The European Union is finalizing the “AI Act,” the world’s first comprehensive regulatory framework governing the use of artificial intelligence (AI). The European Parliament has approved the draft law with a majority vote of 499 in favor, 28 against, and 93 abstentions. The Act establishes obligations for model providers such as OpenAI and Google, and it is expected to be enacted by the end of 2023.
An Overview of the Act’s Provisions
The Act is a 349-page document outlining the objectives of regulation, integration into the existing legal framework, and requirements for AI model producers.
Levels of Risk
All models will be categorized into four risk levels:
- Insignificant (e.g., AI in games, spam filters) – no new restrictions are imposed;
- Limited (e.g., generative models: chatbots, deepfake models, image creation) – developers will be required to inform users that they are interacting with AI, not a human, and disclose the training data used for the models;
- High (e.g., autonomous vehicles, healthcare, recruitment, legal, education) – transparent expert risk assessments will be introduced, only approved datasets can be used, models must maintain action logs, provide comprehensive documentation, and ensure clear information for users;
- Unacceptable (e.g., social scoring) – systems like the Chinese social credit system will not be allowed for use in the European Union.
Implications for AI Developers
All AI model developers will be required to:
- Undergo registration: AI providers, especially those classified as high-risk, must complete mandatory registration to operate in the European Union;
- Ensure transparency and reliability: users must be informed that they are dealing with AI, have control over their data and decisions;
- Protect the rights and safety of citizens: prevent discrimination and unwarranted interference in privacy. The Act also aims to guarantee AI’s safety and prevent misuse;
- Face penalties for non-compliance: failure to meet the requirements may result in fines exceeding €20,000,000 or 4% of the company’s worldwide annual revenue.

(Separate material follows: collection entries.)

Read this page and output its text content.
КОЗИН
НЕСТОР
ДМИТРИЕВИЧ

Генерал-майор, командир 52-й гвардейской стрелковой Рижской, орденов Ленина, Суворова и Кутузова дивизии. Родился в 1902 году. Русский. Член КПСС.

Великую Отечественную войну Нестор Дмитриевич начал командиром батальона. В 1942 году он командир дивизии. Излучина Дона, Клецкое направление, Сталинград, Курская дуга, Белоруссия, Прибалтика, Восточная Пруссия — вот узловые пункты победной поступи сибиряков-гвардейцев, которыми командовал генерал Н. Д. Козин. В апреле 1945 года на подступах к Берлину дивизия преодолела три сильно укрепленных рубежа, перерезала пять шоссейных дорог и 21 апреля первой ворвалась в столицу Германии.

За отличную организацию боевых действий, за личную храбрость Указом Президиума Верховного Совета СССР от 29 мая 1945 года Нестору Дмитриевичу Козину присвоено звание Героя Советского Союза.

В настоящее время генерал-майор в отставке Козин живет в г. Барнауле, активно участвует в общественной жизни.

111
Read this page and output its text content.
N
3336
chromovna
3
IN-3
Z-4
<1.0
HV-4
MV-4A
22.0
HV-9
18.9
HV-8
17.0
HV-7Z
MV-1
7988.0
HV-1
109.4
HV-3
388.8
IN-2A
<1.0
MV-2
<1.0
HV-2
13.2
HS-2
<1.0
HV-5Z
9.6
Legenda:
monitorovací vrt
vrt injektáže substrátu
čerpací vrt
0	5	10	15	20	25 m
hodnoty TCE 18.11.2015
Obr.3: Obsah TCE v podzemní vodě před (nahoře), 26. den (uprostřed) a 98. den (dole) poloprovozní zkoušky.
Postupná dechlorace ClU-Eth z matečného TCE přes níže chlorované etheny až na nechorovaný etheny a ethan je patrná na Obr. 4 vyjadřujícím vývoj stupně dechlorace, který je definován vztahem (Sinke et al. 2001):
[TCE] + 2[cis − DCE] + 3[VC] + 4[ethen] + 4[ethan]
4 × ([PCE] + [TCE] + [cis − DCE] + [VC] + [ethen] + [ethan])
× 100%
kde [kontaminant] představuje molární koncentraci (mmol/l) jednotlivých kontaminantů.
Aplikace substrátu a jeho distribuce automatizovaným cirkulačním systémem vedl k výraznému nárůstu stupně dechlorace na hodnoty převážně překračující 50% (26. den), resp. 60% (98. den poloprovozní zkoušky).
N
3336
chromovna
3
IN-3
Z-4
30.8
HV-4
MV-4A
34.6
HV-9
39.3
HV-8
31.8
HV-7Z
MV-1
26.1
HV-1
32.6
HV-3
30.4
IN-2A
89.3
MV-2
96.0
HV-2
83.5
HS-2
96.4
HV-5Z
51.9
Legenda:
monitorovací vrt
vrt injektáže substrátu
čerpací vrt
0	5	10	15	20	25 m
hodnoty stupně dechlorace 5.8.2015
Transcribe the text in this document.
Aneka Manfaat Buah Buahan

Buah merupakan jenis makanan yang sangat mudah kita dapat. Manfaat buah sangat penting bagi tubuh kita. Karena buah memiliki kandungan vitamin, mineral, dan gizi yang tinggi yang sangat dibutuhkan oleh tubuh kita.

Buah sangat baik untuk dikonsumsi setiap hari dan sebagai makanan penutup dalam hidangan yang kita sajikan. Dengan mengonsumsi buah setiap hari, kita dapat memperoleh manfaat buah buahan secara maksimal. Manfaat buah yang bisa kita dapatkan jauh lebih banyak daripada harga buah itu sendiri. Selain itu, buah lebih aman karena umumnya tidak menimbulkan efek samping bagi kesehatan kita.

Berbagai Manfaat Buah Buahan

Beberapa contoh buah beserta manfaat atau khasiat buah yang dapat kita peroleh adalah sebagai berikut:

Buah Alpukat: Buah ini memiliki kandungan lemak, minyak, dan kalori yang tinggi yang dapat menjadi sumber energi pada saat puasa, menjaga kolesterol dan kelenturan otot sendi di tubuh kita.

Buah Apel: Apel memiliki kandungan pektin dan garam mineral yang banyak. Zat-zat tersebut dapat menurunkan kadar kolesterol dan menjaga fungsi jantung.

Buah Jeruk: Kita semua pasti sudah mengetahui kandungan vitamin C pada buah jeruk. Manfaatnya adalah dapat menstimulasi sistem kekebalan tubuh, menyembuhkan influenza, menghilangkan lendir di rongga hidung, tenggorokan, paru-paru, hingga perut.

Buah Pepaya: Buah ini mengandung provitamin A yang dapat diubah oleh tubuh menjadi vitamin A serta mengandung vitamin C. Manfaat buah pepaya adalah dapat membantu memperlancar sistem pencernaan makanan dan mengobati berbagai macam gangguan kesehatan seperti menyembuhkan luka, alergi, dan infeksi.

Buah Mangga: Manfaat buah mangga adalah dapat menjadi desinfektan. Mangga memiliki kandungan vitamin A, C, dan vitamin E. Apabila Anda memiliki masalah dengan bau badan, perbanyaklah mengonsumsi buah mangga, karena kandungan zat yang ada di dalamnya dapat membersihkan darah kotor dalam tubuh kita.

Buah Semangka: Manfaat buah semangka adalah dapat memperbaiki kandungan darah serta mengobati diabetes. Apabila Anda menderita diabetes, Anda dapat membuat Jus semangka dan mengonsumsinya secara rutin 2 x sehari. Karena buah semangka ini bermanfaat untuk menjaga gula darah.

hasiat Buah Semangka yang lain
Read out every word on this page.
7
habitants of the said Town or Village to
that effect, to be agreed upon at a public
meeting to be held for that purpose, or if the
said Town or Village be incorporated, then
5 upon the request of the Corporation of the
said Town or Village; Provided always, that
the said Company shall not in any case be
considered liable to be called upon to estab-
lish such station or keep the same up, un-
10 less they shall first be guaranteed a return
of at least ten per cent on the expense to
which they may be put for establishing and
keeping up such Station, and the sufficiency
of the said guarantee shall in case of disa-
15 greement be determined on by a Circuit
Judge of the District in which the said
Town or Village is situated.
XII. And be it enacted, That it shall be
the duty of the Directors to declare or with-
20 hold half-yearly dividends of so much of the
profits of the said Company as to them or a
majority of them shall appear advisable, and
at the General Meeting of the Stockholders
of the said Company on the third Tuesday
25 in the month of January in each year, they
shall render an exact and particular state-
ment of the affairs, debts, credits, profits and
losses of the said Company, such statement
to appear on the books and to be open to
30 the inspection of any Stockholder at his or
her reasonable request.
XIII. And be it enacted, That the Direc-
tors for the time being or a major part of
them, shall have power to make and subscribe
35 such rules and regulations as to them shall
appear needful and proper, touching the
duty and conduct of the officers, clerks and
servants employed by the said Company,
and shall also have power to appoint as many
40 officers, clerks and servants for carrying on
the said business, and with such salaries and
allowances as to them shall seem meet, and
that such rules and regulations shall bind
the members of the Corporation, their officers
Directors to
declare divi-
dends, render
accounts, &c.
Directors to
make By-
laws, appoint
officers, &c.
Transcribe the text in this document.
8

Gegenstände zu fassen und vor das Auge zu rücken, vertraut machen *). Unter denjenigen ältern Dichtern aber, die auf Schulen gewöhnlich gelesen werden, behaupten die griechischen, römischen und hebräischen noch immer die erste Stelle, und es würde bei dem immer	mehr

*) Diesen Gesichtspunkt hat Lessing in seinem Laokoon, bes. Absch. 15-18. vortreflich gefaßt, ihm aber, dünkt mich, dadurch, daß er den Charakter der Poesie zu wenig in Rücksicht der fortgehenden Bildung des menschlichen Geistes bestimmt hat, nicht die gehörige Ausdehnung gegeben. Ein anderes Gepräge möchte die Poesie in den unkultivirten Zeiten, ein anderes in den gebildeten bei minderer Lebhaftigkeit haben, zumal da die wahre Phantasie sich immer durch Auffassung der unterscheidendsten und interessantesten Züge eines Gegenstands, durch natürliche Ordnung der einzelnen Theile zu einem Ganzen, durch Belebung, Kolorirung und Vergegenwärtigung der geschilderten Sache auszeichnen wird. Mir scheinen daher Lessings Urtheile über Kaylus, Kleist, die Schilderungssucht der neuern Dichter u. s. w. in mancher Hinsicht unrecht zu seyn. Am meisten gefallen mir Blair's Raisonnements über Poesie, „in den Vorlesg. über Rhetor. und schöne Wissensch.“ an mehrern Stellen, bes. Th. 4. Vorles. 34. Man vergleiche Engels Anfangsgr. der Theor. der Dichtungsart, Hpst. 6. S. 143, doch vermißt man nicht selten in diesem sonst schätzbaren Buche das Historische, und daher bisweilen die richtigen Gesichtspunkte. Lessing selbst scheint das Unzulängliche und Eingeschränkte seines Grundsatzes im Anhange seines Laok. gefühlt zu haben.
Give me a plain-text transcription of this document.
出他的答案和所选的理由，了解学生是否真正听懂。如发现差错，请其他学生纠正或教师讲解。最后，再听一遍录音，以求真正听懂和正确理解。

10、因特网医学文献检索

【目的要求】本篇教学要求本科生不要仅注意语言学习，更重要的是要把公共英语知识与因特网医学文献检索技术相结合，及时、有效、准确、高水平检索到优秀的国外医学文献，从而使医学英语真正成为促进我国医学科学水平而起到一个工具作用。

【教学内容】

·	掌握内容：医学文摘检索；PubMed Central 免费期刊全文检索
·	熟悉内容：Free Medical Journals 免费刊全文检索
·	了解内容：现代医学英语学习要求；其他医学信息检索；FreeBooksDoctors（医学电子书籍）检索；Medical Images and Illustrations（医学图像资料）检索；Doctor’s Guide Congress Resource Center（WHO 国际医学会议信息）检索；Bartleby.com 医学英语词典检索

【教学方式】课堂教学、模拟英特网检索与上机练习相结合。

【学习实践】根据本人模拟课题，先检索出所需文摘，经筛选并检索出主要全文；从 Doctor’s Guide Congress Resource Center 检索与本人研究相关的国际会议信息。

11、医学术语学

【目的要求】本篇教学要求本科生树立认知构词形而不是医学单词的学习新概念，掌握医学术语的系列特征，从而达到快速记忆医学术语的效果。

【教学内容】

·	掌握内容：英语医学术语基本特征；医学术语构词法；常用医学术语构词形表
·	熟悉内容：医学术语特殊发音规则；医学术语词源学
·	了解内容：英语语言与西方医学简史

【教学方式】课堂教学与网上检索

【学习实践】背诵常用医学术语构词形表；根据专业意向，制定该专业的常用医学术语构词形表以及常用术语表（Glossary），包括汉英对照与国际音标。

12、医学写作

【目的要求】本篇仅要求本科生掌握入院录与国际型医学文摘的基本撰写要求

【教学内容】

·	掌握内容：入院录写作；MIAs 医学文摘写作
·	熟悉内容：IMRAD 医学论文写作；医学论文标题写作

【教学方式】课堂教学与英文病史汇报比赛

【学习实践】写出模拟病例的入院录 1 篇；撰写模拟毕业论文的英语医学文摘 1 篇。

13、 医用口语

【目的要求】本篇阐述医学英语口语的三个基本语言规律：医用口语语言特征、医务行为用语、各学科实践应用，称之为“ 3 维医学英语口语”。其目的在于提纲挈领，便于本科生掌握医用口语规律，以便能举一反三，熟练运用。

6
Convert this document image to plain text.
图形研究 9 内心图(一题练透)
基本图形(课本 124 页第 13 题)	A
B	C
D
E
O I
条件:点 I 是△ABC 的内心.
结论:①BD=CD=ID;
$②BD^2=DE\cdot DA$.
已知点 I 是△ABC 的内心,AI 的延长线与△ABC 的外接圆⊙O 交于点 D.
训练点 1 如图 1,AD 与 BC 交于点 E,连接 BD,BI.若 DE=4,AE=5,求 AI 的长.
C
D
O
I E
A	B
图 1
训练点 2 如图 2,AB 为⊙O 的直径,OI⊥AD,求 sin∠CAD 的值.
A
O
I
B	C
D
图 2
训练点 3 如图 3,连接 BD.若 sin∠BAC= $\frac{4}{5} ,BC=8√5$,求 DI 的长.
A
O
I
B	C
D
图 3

How Far Are Developers from Meeting the Requirements?
Researchers from Stanford University evaluated ten leading language models against the 12 key requirements set by the EU AI Act. Most models scored below 50% of the required points.
Closed-source models like OpenAI’s GPT-4 scored only 25 out of 48 possible points. Google’s PaLM 2 achieved a score of 27, while Cohere’s Command LLM received just 23 points. Anthropic’s Claude ranked second to last with 7 points.
The open-source model BLOOM by Hugging Face performed the best, scoring 36 points. However, other open-source models such as LLaMA and Stable Diffusion v2 scored only 21 and 22 points, respectively.
Conclusion
A notable trend emerged from the overall results: open-source models generally outperformed closed-source models in terms of transparency of data sources and energy consumption. Closed-source models showed better compliance with requirements related to providing comprehensive documentation and risk control.
Researchers caution that a lack of technical expertise may hinder the effective regulation of models by the EU. Despite these concerns, they support the implementation of the EU AI Act, arguing that it will “encourage AI creators to collectively establish industry standards that enhance transparency” and lead to “positive changes in the fundamental model ecosystem.”